Incredulous, the women hesitated. Finally, Maore herself hurried forward when Asta’s whole body began to convulse. The Mahasagi stepped back and enveloped the newborn securely with both arms as Maore’s attendants muscled past him to help their mistress.
Asta’s eyes came alive again, rolling madly as she raggedly gasped for air. The women struggled to get their arms under her slippery, heaving shoulders.
“Support her head!” Maore directed them. Slowly they lifted Asta’s dripping torso from the soggy couch. “Cover her back!” Asta was halfway sitting now, trembling at the verge of consciousness as the women supported her back with strong arms and dry blankets. Maore struggled to hold down Asta’s twitching arms. It would still be difficult to show her the baby this way.
Asta’s head lolled forward. Maore lifted one arm to shove Asta’s head back up by the chin and hold it in place. “Asta…Asta!” Maore tried to get her attention. Beneath clinging strands of white, wet hair, Asta’s eyelids fluttered. Finally, with a certain amount of steadiness, her eyes fell open on Maore.
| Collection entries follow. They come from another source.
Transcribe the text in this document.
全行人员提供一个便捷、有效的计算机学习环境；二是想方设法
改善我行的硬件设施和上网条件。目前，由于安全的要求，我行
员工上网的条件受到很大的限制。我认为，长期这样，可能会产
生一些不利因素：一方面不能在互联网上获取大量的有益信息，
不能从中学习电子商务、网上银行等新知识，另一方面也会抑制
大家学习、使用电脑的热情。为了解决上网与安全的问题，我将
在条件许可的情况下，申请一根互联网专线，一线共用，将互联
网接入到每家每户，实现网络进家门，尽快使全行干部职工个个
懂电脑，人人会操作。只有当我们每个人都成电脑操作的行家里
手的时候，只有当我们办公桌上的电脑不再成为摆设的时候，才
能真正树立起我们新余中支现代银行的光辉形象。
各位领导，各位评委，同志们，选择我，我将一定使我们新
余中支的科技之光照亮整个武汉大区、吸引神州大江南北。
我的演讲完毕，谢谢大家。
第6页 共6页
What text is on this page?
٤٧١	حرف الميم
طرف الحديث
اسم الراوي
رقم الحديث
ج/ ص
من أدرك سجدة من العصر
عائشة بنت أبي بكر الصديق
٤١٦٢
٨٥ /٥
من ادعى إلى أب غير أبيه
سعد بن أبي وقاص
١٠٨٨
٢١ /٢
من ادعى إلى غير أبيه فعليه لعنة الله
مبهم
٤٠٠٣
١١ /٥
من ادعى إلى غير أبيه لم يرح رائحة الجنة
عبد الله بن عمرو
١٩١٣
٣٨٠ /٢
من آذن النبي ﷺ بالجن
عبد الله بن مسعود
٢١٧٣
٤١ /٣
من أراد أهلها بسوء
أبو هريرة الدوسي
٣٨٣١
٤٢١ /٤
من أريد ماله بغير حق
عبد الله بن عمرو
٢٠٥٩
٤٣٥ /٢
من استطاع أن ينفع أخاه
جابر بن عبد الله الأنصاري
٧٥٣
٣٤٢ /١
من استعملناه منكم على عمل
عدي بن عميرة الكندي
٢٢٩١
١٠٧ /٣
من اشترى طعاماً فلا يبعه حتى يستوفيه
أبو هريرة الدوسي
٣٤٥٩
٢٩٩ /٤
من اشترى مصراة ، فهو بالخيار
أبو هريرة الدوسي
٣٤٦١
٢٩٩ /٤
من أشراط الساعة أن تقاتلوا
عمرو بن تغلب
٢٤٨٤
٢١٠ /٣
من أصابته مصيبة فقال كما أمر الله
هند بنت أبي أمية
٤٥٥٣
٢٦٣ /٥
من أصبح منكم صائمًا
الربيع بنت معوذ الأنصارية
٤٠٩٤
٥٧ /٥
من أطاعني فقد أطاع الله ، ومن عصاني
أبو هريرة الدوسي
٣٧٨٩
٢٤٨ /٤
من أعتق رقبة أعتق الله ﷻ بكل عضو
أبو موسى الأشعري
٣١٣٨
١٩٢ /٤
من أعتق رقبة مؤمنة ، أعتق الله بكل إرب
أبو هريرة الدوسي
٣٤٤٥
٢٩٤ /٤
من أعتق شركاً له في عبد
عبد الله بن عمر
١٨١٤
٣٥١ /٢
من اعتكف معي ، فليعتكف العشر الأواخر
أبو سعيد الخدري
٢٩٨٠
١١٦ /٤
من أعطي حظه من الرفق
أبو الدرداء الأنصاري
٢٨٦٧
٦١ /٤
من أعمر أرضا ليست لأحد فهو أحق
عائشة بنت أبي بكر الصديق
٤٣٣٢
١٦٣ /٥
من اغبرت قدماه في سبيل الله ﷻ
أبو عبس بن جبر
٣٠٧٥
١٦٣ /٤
“Mahasagi,” Maore summoned Najat to bring the baby. She kept her eyes on Asta’s face, willing the woman to stay focused. Asta’s lips quivered blue against Maore’s thumb. She was trying to speak.
“Suuu…” Her breath fell on Maore with a heavy smell. The women all leaned in, trying to grasp her words.
Asta had nothing to say. Her eyes rolled back. She convulsed again, a test of muscle power for the women supporting her.
“Mahasagi!” said Maore, as Asta stopped moving and sagged in the women’s straining arms. Najat did not step forward. Maore looked up and saw only her dazed attendants. The candle-dim chamber beyond was empty.
Najat Gampoban had vanished, along with Asta’s newborn child.